Microsoft has announced that it will add hardware acceleration support for the Aomedia Video 1 (AV1) video codec to Windows 10 this fall. AV1 is an open, royalty-free codec intended to provide high-quality internet video at higher compression rates than those achieved by standards like H.264 and VP9. Typical quoted figures are a 50 percent compression improvement over H.264 and 20 percent over VP9.
There’s a caveat to this announcement, as our sister site PCMag notes: Very limited hardware support. Up until now, it hasn’t mattered that Windows 10 only implemented AV1 in software, because there were no AV1-supporting GPUs to handle decode in the first place. Hardware support for AV1 decode requires a GPU based on Intel’s Xe, an Nvidia RTX 30-series GPU, or an AMD Radeon RX 6000 GPU. All of these are very new, to the point that the 6000 series of cards hasn’t even been released yet.
Secondary requirements include that you be running Windows 1909 or later, have the AV1 video extension installed, and that your web browser has AV1 hardware support built-in.
AV1 is important because it substantially improves on the compression of older open-source, freely available codecs. The question of how it performs against HEVC (H.265) seems to be an open one — there are a handful of benchmarks available suggesting it’s roughly on par with HEVC, though different comparisons come to somewhat different results.
Codecs like HEVC are heavily encumbered by commercial patents and cannot be played in a browser like Firefox unless Firefox pays a licensing fee to the appropriate patent holders. AV1 was launched by Amazon, Cisco, Google, Intel, Microsoft, Mozilla, and Netflix with a specific focus on delivering high-quality web video. As the benchmark above shows, VVC (h.266) provides even better results than H.265 or AV1, but VVC is also patent-encumbered and requires royalty payments. AV1 is the replacement project that supplanted Google’s VP10 and is specifically designed for real-time applications and higher resolutions than those typically supported by H.264 or VP9. It’s the spiritual descendent of Theora — an open-source codec intended to provide a royalty-free web standard for handling online video.

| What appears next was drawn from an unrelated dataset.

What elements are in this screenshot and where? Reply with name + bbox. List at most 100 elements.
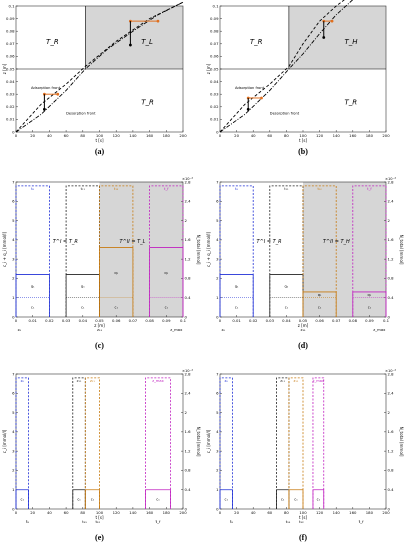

With support integrated into Windows 10 and hardware support not far behind, Netflix and other streaming services will have a royalty-free method of distributing content that doesn’t carry the patent entanglements or problems of H.265. It’s not clear if any major services intend to switch to AV1 immediately, but the option to lower yearly license payments will surely be attracted to at least some companies.